MIDDLEBURY — Edgewater Gallery in Middlebury will host Anna Dibble’s upcoming compelling and very personal exhibit, “Lest Our Vine End (L.O.V.E.)” The September exhibit includes an opening reception on Friday, Sept. 11, from 5-7 p.m., and an artist talk titled “Crossing Places” on Saturday, Sept. 12, from 3-5 p.m.
The direct result of a stretch of loss and change, Dibble’s new body of work reflects how she had to lose herself in her painting in order to find herself once again. After the death of her husband, her dog and her mother, Dibble chose to downsize her home, her workspace and her belongings. This led to a migration from working in oil-based to water-based mediums and at the same time she also felt she needed to search out a new way of working.
“The grieving, which often seemed like an outside force that continually attacked like an emotional terrorist, erased clarity and inspiration,” Dibble said. “There was nothing I could do to speed up the grieving process and get to the elusive ‘other side.’” At some point, she had to accept that the grieving for the two most important people in her life was going to go on for very long time and that she would have to reinvent her method and “paint into the pain with hopes I could paint my way out of the pain.”
What emerged is quite possibly her best work, yet.
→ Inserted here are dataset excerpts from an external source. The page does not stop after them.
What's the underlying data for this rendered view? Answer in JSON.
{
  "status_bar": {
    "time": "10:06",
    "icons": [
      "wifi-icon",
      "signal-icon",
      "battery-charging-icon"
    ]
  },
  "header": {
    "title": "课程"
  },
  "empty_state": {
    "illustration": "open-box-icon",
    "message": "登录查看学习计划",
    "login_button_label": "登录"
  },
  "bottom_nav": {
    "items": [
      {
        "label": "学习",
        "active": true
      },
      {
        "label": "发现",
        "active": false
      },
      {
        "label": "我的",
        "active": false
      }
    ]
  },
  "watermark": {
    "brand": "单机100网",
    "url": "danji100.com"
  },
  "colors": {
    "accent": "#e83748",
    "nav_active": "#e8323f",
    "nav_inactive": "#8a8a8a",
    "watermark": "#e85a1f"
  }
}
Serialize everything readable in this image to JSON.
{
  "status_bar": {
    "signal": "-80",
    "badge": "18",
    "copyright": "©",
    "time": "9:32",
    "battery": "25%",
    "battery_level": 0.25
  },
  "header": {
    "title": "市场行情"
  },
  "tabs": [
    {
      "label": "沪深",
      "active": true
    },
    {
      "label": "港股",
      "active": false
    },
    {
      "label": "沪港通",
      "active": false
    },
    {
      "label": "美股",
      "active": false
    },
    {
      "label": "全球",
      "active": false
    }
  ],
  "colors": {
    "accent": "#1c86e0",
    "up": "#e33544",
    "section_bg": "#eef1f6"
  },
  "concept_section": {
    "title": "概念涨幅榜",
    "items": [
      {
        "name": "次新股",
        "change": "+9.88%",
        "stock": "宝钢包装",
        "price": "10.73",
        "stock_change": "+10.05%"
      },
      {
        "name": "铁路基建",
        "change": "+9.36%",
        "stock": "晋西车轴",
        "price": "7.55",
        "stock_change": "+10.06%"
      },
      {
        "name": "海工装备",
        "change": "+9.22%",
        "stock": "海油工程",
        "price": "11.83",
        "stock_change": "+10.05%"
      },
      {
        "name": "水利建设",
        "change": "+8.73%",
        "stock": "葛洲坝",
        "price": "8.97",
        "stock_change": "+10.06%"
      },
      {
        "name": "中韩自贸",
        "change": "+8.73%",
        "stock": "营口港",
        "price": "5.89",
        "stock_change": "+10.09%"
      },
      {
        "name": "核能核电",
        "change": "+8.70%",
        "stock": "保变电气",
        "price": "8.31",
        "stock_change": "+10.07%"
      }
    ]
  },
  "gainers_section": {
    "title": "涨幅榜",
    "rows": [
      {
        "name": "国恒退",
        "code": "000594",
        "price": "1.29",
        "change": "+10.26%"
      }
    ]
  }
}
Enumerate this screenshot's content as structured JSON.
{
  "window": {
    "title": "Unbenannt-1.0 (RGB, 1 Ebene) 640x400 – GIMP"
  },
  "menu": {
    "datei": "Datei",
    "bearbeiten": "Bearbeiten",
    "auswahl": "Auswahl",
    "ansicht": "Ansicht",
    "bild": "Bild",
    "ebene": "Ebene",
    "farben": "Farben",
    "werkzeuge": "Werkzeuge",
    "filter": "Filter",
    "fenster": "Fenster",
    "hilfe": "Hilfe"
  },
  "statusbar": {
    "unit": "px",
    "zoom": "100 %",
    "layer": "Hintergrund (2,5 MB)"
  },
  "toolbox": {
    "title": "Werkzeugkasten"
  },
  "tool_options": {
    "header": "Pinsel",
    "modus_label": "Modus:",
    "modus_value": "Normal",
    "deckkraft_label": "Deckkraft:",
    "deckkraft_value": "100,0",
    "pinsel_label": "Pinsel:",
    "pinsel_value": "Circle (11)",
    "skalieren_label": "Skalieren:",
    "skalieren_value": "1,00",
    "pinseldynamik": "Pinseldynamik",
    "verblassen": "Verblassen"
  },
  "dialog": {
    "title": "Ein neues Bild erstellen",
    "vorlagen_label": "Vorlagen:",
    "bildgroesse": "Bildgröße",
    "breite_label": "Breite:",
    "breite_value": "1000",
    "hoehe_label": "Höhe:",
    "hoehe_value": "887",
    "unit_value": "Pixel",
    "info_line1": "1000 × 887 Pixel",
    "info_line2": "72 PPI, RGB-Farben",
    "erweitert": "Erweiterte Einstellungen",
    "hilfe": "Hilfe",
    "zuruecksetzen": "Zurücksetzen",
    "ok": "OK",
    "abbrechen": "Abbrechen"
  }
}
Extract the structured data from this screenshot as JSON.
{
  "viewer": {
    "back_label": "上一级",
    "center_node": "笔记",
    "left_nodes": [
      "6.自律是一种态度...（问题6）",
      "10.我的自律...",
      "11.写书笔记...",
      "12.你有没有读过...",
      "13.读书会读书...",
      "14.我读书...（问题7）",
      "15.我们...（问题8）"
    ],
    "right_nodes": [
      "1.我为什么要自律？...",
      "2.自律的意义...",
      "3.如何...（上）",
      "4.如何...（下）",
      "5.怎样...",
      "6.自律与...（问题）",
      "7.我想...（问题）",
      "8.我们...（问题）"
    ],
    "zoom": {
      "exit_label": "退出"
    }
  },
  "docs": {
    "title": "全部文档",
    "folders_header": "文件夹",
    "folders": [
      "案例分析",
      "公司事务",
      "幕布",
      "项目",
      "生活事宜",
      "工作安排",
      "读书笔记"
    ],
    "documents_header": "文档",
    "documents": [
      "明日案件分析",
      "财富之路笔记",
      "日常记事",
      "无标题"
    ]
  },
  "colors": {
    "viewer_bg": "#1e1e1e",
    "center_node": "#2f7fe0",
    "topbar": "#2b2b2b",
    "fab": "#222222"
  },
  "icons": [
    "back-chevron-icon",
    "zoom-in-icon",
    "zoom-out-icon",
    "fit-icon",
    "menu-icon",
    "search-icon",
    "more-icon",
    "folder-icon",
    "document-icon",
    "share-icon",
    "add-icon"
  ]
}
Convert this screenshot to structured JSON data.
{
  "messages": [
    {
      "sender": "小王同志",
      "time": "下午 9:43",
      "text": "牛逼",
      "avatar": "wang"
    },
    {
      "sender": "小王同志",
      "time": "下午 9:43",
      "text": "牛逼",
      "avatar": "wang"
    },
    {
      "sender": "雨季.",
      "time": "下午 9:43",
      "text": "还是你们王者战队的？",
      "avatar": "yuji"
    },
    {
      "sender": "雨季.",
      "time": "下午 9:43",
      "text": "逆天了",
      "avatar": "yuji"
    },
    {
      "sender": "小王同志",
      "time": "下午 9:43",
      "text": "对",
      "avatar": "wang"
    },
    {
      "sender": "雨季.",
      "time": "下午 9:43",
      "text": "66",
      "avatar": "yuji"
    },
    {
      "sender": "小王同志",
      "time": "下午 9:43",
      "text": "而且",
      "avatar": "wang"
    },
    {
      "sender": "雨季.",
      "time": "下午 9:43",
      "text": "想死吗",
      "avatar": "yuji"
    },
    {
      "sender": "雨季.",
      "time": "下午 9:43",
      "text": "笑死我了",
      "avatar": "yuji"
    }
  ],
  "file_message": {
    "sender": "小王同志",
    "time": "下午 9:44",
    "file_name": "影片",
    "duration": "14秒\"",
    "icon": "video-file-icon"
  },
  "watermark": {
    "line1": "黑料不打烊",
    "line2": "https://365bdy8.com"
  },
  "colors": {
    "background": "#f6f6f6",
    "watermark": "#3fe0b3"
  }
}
Two related series, one figurative, one abstract, which tell the story of loss, love, change, hope and healing. Dibble titled the show “Lest Our Vine End (L.O.V.E.)” because these paintings come from her love for her husband, mother, and dog, as well as from the loss of them.
“The reason losing people and dogs to death is so painful is only because of love. We have to pay for love in the end.” But also, out of loss, so too, can art come.
“My current work comes from a new crossing place,” Dibble says. “It is a search, a walkabout, the beginning of the odyssey that’s the last slice of my life. All kinds of interests come into this lifeboat: the strangeness of human existence, natural and art history, on being lost after losing, more questions than answers, a lifetime library of objects, visual and emotional memories, pain, joy, and wonder. It’s a shuffle and an excavation, and a hope. I start with experience, and try to follow the materials with a non-thinking attitude.
“A learning approach towards a real sense of things. Natural forms, man-made forms and line, composition, color, and black and white. Portrait, landscape, still life, abstraction. This process is like other parts of life, following the thread that doesn’t go in an easy or straight line. Layering, adding, subtracting. It’s a continuous experiment. The finish point of a piece is only one of many. It is more of an exit than an ending. It is a daily challenge. I am a lucky person.”
During her Sept. 12 talk, Dibble will use her own, and a few other painters’, experiences as a launching point to talk about transitions, and the strong connection between artists’ lives and the process of making their work. Everyone longs to get their narratives straight, and artists actively work towards that elusive goal, usually in a metaphorical way. Dibble will talk about how making art is both a search for self and a method for losing one’s, often tiring, conscious self.